I recently attended the 2010 American Society for Microbiology General Meeting with my colleague Mary Canady. I’ll be covered the scientific sessions and shared interesting developments in genetics, microbiology, and technology. See also the #ASMGM hashtag on twitter for conference tweets.
Jonathan Eisen spoke Tuesday on the Genomic Encyclopedia of Bacteria and Archaea, an ambitious project to sample across the breadth of microbial diversity and get a sense of just how much genetic diversity is represented across all bacteria. This project was undertaken to get a more balanced picture of genetic diversity, which is currently skewed in modern sequencing projects by under-representation of some groups. Genome sequence data has diverse uses including development of new antibiotics and drugs, as well as for the identification of new species, but without a big picture overview of the “Tree of Life“, scientists are very much like tourists in a strange city without a map, only finding the interesting stuff if they happen to stumble upon it.
Using a method based on an outline of this tree of life, Dr. Eisen was able to sequence species that covered the entire range of genetic diversity. They were then able to more easily analyze sequence data from environmental samples where the species in the sample are not known by essentially filling in the gaps in the branches. Once they had a means to estimate how genetically different one organism was from another, they could more easily discover novel proteins by intelligently selecting genetically distinct organisms and looking at the places where the sequences differed between the organisms.
Another area of research helped by the above framework is in sequencing of samples taken from nature in which novel organisms may be found. Often, many of the microbial species found in a sample don’t survive under the laboratory conditions necessary to grow enough of the bacteria for a sequencing project.
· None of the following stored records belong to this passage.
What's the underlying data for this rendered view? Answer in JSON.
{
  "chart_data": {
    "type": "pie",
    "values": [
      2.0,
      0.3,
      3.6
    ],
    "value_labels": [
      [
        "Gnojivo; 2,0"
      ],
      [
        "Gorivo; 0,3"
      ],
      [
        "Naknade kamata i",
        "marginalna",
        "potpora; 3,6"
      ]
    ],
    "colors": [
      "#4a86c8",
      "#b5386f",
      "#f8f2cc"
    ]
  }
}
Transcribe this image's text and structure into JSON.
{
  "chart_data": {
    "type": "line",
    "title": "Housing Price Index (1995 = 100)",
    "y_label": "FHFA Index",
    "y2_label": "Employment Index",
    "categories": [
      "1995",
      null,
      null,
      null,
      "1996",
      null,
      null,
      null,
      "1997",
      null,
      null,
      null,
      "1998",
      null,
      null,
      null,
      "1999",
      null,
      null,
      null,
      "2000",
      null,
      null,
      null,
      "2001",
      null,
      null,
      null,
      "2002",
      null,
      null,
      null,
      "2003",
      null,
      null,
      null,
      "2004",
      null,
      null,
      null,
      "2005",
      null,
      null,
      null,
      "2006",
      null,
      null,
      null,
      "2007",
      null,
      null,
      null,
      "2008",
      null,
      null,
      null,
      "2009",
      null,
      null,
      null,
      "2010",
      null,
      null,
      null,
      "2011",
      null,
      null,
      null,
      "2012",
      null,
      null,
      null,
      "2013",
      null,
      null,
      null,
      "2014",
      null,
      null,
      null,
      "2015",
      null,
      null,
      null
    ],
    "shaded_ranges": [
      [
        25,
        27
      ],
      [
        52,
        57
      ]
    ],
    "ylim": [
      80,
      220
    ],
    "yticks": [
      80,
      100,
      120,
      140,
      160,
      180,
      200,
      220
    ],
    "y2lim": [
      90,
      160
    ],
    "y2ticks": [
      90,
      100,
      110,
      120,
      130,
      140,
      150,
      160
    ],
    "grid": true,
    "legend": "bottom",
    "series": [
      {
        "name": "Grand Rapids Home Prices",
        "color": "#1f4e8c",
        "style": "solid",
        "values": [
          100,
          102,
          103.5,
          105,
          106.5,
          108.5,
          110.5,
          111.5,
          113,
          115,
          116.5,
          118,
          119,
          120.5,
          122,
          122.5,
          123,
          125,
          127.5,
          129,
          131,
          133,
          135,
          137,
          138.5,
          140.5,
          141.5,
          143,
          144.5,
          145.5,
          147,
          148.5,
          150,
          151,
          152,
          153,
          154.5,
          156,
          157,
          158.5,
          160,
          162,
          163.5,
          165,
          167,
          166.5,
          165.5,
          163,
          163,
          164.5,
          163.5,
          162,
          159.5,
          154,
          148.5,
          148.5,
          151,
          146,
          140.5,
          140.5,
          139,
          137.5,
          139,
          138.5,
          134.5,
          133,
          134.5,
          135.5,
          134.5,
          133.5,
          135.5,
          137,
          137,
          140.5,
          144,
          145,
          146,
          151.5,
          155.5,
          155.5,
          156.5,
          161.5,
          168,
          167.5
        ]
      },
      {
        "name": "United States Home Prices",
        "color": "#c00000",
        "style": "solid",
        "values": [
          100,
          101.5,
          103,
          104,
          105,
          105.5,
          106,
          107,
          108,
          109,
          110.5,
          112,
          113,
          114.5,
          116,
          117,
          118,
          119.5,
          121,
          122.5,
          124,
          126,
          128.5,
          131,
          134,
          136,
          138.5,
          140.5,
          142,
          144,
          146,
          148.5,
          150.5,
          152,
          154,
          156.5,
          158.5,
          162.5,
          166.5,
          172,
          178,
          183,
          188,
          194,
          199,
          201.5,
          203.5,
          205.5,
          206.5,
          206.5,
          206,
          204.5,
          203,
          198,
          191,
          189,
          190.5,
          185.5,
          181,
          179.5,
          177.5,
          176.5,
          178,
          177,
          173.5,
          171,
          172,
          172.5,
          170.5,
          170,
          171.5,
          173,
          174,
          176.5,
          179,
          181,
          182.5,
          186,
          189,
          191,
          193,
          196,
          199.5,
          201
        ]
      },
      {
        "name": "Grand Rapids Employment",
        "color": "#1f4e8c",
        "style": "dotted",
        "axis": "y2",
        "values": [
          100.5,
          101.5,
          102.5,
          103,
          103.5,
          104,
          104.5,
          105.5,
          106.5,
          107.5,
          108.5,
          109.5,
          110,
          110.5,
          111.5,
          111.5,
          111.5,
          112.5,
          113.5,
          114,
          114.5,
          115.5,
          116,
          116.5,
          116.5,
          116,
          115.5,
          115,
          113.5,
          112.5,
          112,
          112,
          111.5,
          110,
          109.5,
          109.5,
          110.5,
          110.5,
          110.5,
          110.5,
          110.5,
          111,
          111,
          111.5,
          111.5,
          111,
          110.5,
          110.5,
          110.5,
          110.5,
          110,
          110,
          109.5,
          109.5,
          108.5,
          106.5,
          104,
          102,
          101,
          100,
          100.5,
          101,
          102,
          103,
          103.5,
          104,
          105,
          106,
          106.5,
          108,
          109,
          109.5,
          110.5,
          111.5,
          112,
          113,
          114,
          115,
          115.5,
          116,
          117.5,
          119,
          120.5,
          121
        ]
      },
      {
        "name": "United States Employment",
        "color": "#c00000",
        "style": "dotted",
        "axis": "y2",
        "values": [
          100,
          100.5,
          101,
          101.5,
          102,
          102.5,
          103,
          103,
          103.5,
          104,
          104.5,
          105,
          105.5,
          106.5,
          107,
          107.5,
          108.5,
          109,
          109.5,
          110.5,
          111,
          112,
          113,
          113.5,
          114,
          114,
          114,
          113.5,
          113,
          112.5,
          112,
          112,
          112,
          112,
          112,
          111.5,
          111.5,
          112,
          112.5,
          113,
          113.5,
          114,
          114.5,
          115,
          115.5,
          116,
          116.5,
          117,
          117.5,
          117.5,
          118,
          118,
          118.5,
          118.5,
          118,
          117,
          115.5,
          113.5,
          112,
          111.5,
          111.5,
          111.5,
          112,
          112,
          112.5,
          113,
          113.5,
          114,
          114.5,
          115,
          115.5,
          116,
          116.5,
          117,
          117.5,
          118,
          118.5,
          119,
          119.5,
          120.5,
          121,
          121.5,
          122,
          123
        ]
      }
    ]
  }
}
These species then go undetected in the sample, unless you can predict something about the number and relationships of species in the initial mixed sample, so that you can tell that a certain genetic puzzle piece doesn’t fit with the known species in the sample. Dr. Eisen’s method aids this identification process by giving a framework for aligning gene sequences recoved from the sample against the known gene sequences of microorganisms, making the guesses about which genes belong to which organisms a little more certain.
Slides from Dr. Eisen’s talk are available at Slideshare.
[Disclosures: Dr. Gunn is a San Diego-based scientific consultant and academic community liaison for Mendeley. Former clients include a private single molecule sequencing startup.]